Abu Khaled credeva che l’America fosse alleata con l’Iran e la Russia per supportare il regime alauita di Bashar Assad, ma ha anche aderito allo Stato Islamico per senso di avventura: “Volevo capire che tipo di persone erano. Non mi pento di nulla di quello che ho fatto ma ora che li conosco bene li ritengo miei nemici”.
Superati i controlli alla frontiera tra la Siria e i territori dell’Isis, Khaled è andato a Raqqa dove per prima cosa è stato sottoposto a una intervista del “Border Administration Department” per diventare effettivamente un cittadino del califfato. Gli è stato chiesto perché volesse diventare un miliziano e lui dice di avergli risposto che voleva combattere gli infedeli. Una motivazione che è stata accolta e accettata senza troppe indagini ulteriori.
Il passo successivo è stato l’indottrinamento, due settimane di scuola in cui gli è stato insegnato “come odiare le persone” e i fondamenti dell’islam secondo l’interpretazione dell’Isis. E cioè che “i non musulmani vanno uccisi perché sono nemici della nostra comunità – racconta Khaled - È stato come ricevere il lavaggio del cervello”.

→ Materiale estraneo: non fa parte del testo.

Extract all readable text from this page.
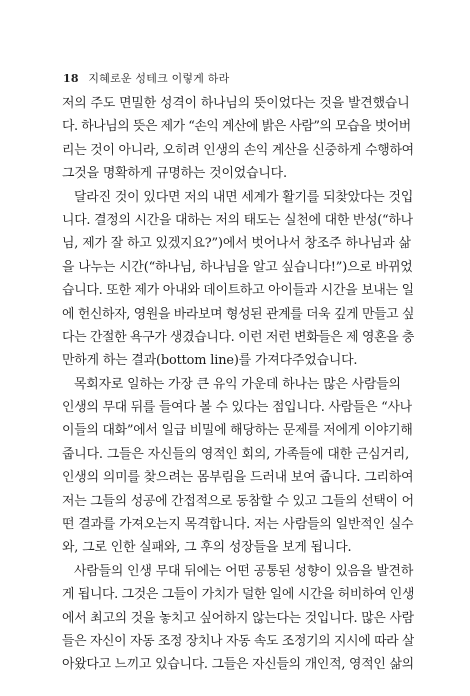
18 지혜로운 성테크 이렇게 하라
저의 주도 면밀한 성격이 하나님의 뜻이었다는 것을 발견했습니
다. 하나님의 뜻은 제가 “손익 계산에 밝은 사람”의 모습을 벗어버
리는 것이 아니라, 오히려 인생의 손익 계산을 신중하게 수행하여
그것을 명확하게 규명하는 것이었습니다.
달라진 것이 있다면 저의 내면 세계가 활기를 되찾았다는 것입
니다. 결정의 시간을 대하는 저의 태도는 실천에 대한 반성(“하나
님, 제가 잘 하고 있겠지요?”)에서 벗어나서 창조주 하나님과 삶
을 나누는 시간(“하나님, 하나님을 알고 싶습니다!”)으로 바뀌었
습니다. 또한 제가 아내와 데이트하고 아이들과 시간을 보내는 일
에 헌신하자, 영원을 바라보며 형성된 관계를 더욱 깊게 만들고 싶
다는 간절한 욕구가 생겼습니다. 이런 저런 변화들은 제 영혼을 충
만하게 하는 결과(bottom line)를 가져다주었습니다.
목회자로 일하는 가장 큰 유익 가운데 하나는 많은 사람들의
인생의 무대 뒤를 들여다 볼 수 있다는 점입니다. 사람들은 “사나
이들의 대화”에서 일급 비밀에 해당하는 문제를 저에게 이야기해
줍니다. 그들은 자신들의 영적인 회의, 가족들에 대한 근심거리,
인생의 의미를 찾으려는 몸부림을 드러내 보여 줍니다. 그리하여
저는 그들의 성공에 간접적으로 동참할 수 있고 그들의 선택이 어
떤 결과를 가져오는지 목격합니다. 저는 사람들의 일반적인 실수
와, 그로 인한 실패와, 그 후의 성장들을 보게 됩니다.
사람들의 인생 무대 뒤에는 어떤 공통된 성향이 있음을 발견하
게 됩니다. 그것은 그들이 가치가 덜한 일에 시간을 허비하여 인생
에서 최고의 것을 놓치고 싶어하지 않는다는 것입니다. 많은 사람
들은 자신이 자동 조정 장치나 자동 속도 조정기의 지시에 따라 살
아왔다고 느끼고 있습니다. 그들은 자신들의 개인적, 영적인 삶의
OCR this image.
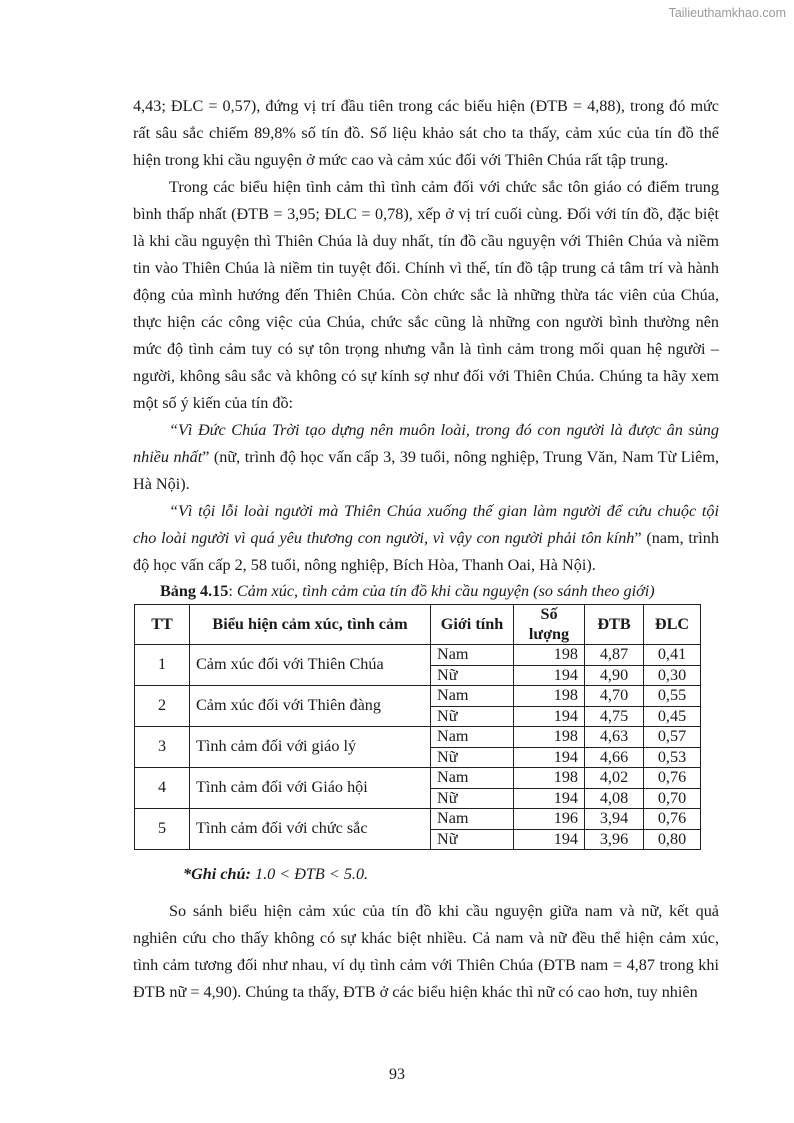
Tailieuthamkhao.com

4,43; ĐLC = 0,57), đứng vị trí đầu tiên trong các biểu hiện (ĐTB = 4,88), trong đó mức rất sâu sắc chiếm 89,8% số tín đồ. Số liệu khảo sát cho ta thấy, cảm xúc của tín đồ thể hiện trong khi cầu nguyện ở mức cao và cảm xúc đối với Thiên Chúa rất tập trung.

Trong các biểu hiện tình cảm thì tình cảm đối với chức sắc tôn giáo có điểm trung bình thấp nhất (ĐTB = 3,95; ĐLC = 0,78), xếp ở vị trí cuối cùng. Đối với tín đồ, đặc biệt là khi cầu nguyện thì Thiên Chúa là duy nhất, tín đồ cầu nguyện với Thiên Chúa và niềm tin vào Thiên Chúa là niềm tin tuyệt đối. Chính vì thế, tín đồ tập trung cả tâm trí và hành động của mình hướng đến Thiên Chúa. Còn chức sắc là những thừa tác viên của Chúa, thực hiện các công việc của Chúa, chức sắc cũng là những con người bình thường nên mức độ tình cảm tuy có sự tôn trọng nhưng vẫn là tình cảm trong mối quan hệ người – người, không sâu sắc và không có sự kính sợ như đối với Thiên Chúa. Chúng ta hãy xem một số ý kiến của tín đồ:

“Vì Đức Chúa Trời tạo dựng nên muôn loài, trong đó con người là được ân sủng nhiều nhất” (nữ, trình độ học vấn cấp 3, 39 tuổi, nông nghiệp, Trung Văn, Nam Từ Liêm, Hà Nội).

“Vì tội lỗi loài người mà Thiên Chúa xuống thế gian làm người để cứu chuộc tội cho loài người vì quá yêu thương con người, vì vậy con người phải tôn kính” (nam, trình độ học vấn cấp 2, 58 tuổi, nông nghiệp, Bích Hòa, Thanh Oai, Hà Nội).

Bảng 4.15: Cảm xúc, tình cảm của tín đồ khi cầu nguyện (so sánh theo giới)

TT	Biểu hiện cảm xúc, tình cảm	Giới tính	Số lượng	ĐTB	ĐLC
1	Cảm xúc đối với Thiên Chúa	Nam	198	4,87	0,41
		Nữ	194	4,90	0,30
2	Cảm xúc đối với Thiên đàng	Nam	198	4,70	0,55
		Nữ	194	4,75	0,45
3	Tình cảm đối với giáo lý	Nam	198	4,63	0,57
		Nữ	194	4,66	0,53
4	Tình cảm đối với Giáo hội	Nam	198	4,02	0,76
		Nữ	194	4,08	0,70
5	Tình cảm đối với chức sắc	Nam	196	3,94	0,76
		Nữ	194	3,96	0,80

*Ghi chú: 1.0 < ĐTB < 5.0.

So sánh biểu hiện cảm xúc của tín đồ khi cầu nguyện giữa nam và nữ, kết quả nghiên cứu cho thấy không có sự khác biệt nhiều. Cả nam và nữ đều thể hiện cảm xúc, tình cảm tương đối như nhau, ví dụ tình cảm với Thiên Chúa (ĐTB nam = 4,87 trong khi ĐTB nữ = 4,90). Chúng ta thấy, ĐTB ở các biểu hiện khác thì nữ có cao hơn, tuy nhiên

93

Durante le sue prime settimane in Siria Abu Khaled ha conosciuto tedeschi, francesi, olandesi, venezuelani, americani e russi che volevano diventare custodi dell’unica vera fede e combattere per essa. Kahled è stato subito una pedina importante per i jihadisti perché essendo poliglotta poteva indottrinare i foreign fighters traducendo dall’arabo al francese e all’inglese.
Abu Khaled racconta che a settembre dell’anno scorso l’Isis accoglieva dai 2mila ai 3mila foreign fighter al giorno, ma che oggi non ne arrivano che 50 o 60, e che 4 o 5mila di loro sono morti scontri a Kobane o nei bombardamenti americani. Questo ha portato i vertici dello stato islamico a rivalutare il ruolo dei combattenti stranieri e a cercare di organizzarli in cellule che operino nei loro paesi di origine, di restare a casa insomma e di organizzarsi.